Zijn wij niet allen deuren
met de vrijheid als scharnier?
Deuren die om vrijheid draaien
scheurbaar als papier?
En mijn vraag gaat niet over vrijheid, maar gaat wel over iets met deuren, namelijk scholenbouwprojecten. Want we weten allemaal dat er heel wat scholenbouwprogramma’s lopen, om aan de grotere en grotere schoolinfrastructuur tegemoet te komen.
Afgelopen jaar werd in Vlaanderen beslist om met private partners samen te werken, om op die manier snelheid te maken.

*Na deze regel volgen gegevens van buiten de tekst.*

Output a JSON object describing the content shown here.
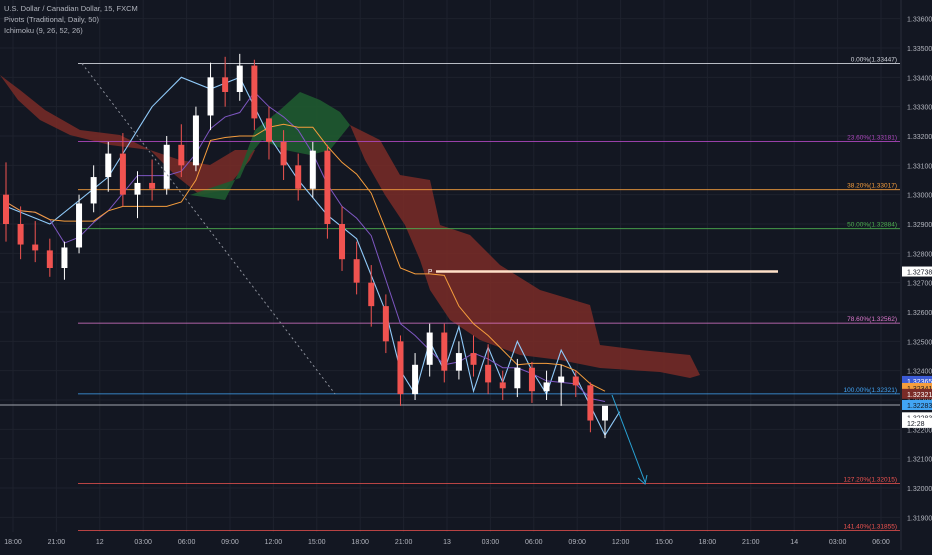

Dat is een belangrijk gegeven, een belangrijk principe om de historische achterstand en de lange wachtlijsten voor de scholenbouw aan te pakken.
In 2017 deed de overheid een oproep voor een investeringsprogramma in schoolinfrastructuur via projectspecifieke DBFM-overeenkomsten (Design, Build, Finance, Maintain). Daarmee wordt 550 miljoen euro geïnvesteerd in de bouw van nieuwe scholen.
Ook nog andere, reguliere subsidiekanalen blijven bestaan. Er waren verschillende oproepen waar scholen op konden intekenen voor huursubsidies.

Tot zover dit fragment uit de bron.